Although the contexts differ: state-led military operations in Iran, ideological extremism in Afghanistan, and majoritarian mobilization in India, the underlying logic linking these acts of destruction is disturbingly similar. In each case, monuments become targets not because of their physical presence but because of the historical meanings they carry. Cultural heritage often embodies plural and layered pasts that resist simplistic narratives of identity. For ideological movements and militarized states alike, such complexity can be inconvenient. The destruction of monuments thus becomes a means of simplifying history, of erasing reminders of diversity, coexistence, and shared cultural inheritance.


There is also a profound hypocrisy in how such acts are justified. Those responsible frequently cloak themselves in the language of moral righteousness while committing acts that violate the most basic principles of cultural preservation. The Taliban claimed to defend religious purity while annihilating one of the world’s greatest artistic legacies. The mobs that demolished the Babri Masjid proclaimed historical justice while destroying a monument that had stood as part of India’s historical landscape for centuries. Powerful states conducting military strikes invoke strategic necessity while dismissing the damage inflicted upon historic sites as unfortunate collateral loss. In each case, rhetoric serves to mask what is fundamentally an act of cultural vandalism.
The losses inflicted by such acts are immeasurable. Monuments represent centuries of craftsmanship, artistic imagination, and collective memory. When they are destroyed, no reconstruction can restore the historical authenticity that has been lost. The Bamiyan Buddhas cannot be recreated in their original form; the Babri Masjid cannot be returned to the landscape of early modern India; and the damage inflicted upon Iranian heritage sites threatens a civilizational continuum that has endured for millennia. What disappears in such moments is not merely architecture but the tangible presence of history itself.
These episodes reveal a disturbing reality of the modern world: cultural heritage has increasingly become a battlefield upon which ideological and geopolitical struggles are waged. Instead of being protected as the shared inheritance of humanity, monuments are treated as expendable symbols within larger political agendas. The stones of Bamiyan, the ruins of Ayodhya, and the endangered heritage of Iran together remind us that the destruction of monuments is rarely accidental; it is almost always the product of deliberate human choices driven by power, ideology, or the desire to impose a singular narrative upon the past.

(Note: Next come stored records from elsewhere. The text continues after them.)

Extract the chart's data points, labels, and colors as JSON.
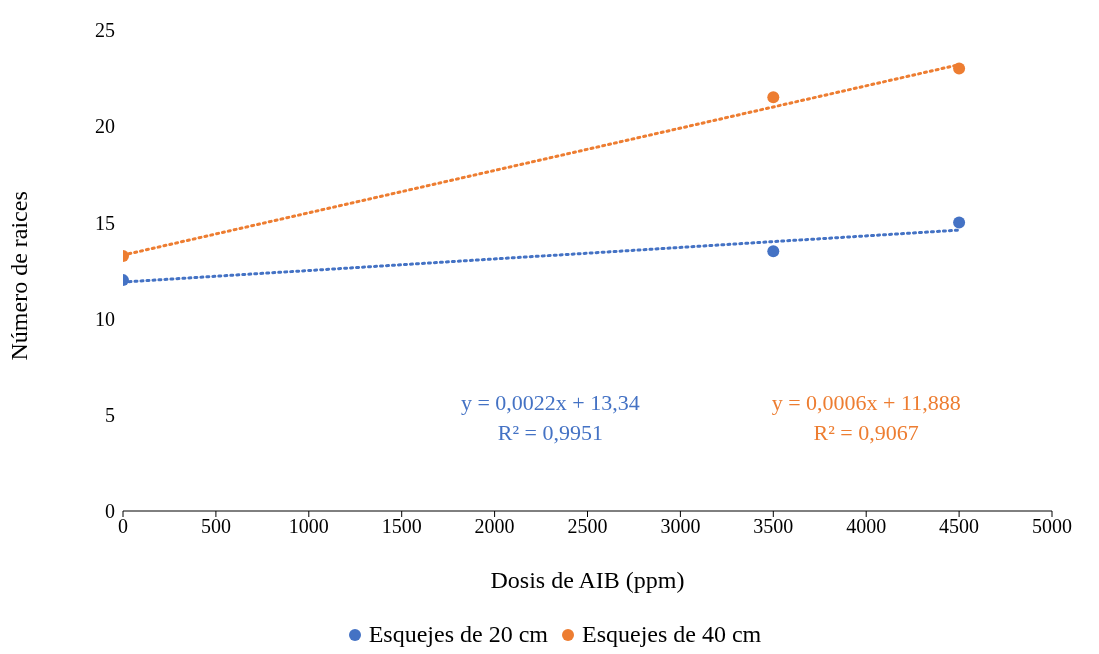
{
  "chart_data": {
    "type": "scatter",
    "xlabel": "Dosis de AIB (ppm)",
    "ylabel": "Número de raices",
    "series": [
      {
        "name": "Esquejes de 20 cm",
        "color": "#4472c4",
        "x": [
          0,
          3500,
          4500
        ],
        "values": [
          12,
          13.5,
          15
        ],
        "marker": "circle"
      },
      {
        "name": "Esquejes de 40 cm",
        "color": "#ed7d31",
        "x": [
          0,
          3500,
          4500
        ],
        "values": [
          13.25,
          21.5,
          23
        ],
        "marker": "circle"
      },
      {
        "type": "line",
        "color": "#4472c4",
        "x": [
          0,
          4500
        ],
        "values": [
          11.9,
          14.6
        ],
        "line_style": "dotted",
        "marker": "none"
      },
      {
        "type": "line",
        "color": "#ed7d31",
        "x": [
          0,
          4500
        ],
        "values": [
          13.3,
          23.2
        ],
        "line_style": "dotted",
        "marker": "none"
      }
    ],
    "annotations": [
      "y = 0,0022x + 13,34\nR² = 0,9951",
      "y = 0,0006x + 11,888\nR² = 0,9067"
    ],
    "xlim": [
      0,
      5000
    ],
    "xticks": [
      0,
      500,
      1000,
      1500,
      2000,
      2500,
      3000,
      3500,
      4000,
      4500,
      5000
    ],
    "ylim": [
      0,
      25
    ],
    "yticks": [
      0,
      5,
      10,
      15,
      20,
      25
    ],
    "grid": false,
    "legend": "bottom"
  }
}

It is therefore imperative to condemn unequivocally all attempts to destroy cultural heritage, whether carried out in the name of religion, nationalism, or geopolitical domination. The deliberate targeting or reckless endangerment of historic monuments represents not only an attack upon a nation’s past but upon the cultural inheritance of humanity itself.
The Zionist-fascist aggression that places Iran’s historic sites in peril today must be condemned with the same moral clarity with which the world condemned the Taliban’s destruction of Bamiyan and the demolition of the Babri Masjid by the Hindutva goons. Cultural heritage belongs to all humankind, and any ideology or power that seeks to erase it stands condemned before history.